Rmd e42d06d Joseph Marcus 2020-05-20 wflow_publish(“OutOfAfrica_3G09_fix.Rmd”)
html 5f94116 Joseph Marcus 2020-05-18 Build site.
Rmd 59c3de9 Joseph Marcus 2020-05-18 wflow_publish(“OutOfAfrica_3G09_fix.Rmd”)
html 484ce56 Joseph Marcus 2020-05-18 Build site.
Rmd 36c05dd Joseph Marcus 2020-05-18 wflow_publish(“analysis/OutOfAfrica_3G09_fix.Rmd”)
Rmd 865cef4 Joseph Marcus 2020-05-18 added fixed shared factor
html 865cef4 Joseph Marcus 2020-05-18 added fixed shared factor

Here I visualize population structure with simulated data from the OutOfAfrica_3G09 scenario. See Figure 2. from Gutenkunst et al. 2009.

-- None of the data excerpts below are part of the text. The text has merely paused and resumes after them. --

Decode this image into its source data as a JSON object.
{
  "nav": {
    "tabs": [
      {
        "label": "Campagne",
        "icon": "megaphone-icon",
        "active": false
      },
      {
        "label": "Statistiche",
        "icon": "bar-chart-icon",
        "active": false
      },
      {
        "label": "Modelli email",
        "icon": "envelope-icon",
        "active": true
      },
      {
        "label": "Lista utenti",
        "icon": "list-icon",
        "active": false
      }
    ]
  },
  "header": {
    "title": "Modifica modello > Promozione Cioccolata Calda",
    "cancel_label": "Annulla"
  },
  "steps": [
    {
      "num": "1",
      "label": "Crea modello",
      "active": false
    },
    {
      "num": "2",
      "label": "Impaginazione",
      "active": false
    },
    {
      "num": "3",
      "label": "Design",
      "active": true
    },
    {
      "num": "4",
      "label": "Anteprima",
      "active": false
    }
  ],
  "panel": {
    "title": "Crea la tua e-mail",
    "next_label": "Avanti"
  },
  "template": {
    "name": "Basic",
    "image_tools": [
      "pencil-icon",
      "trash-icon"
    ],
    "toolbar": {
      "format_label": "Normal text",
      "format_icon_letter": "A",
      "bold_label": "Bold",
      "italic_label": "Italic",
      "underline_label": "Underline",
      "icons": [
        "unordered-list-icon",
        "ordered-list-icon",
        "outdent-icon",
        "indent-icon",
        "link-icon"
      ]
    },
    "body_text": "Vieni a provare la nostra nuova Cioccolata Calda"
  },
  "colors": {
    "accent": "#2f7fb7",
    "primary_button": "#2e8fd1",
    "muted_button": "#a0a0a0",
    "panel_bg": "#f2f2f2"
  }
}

Below, I show a number of EBMF solutions and in each of them I don’t display the first shared factor which is prefixed to the one-vector and scale the loadings by the prior variance. I only describe the loadings that remain after the shared factor.

Imports

Import the required libraries and scripts:

suppressMessages({
  library(lfa)
  library(flashier)
  library(drift.alpha)
  library(ggplot2)
  library(RColorBrewer)
  library(reshape2)
  library(tidyverse)
  library(alstructure)
  source("../code/structure_plot.R")
})

Data

data_path <- "../output/simulations/OutOfAfrica_3G09/rep1.txt"
G <- t(as.matrix(read.table(data_path, sep=" ")))
colnames(G) <- NULL
rownames(G) <- NULL
n <- nrow(G)
daf <- colSums(G) / (2 * n)
colors <- brewer.pal(8, "Set2")

# filter out too rare and too common SNPs
Y <- G[,((daf>=.05) & (daf <=.95))]
p <- ncol(Y)
print(n)
[1] 300
print(p)
[1] 21492
# sub-population labels from stdpop
labs <- rep(c("YRI", "CEU", "HAN"), each=100)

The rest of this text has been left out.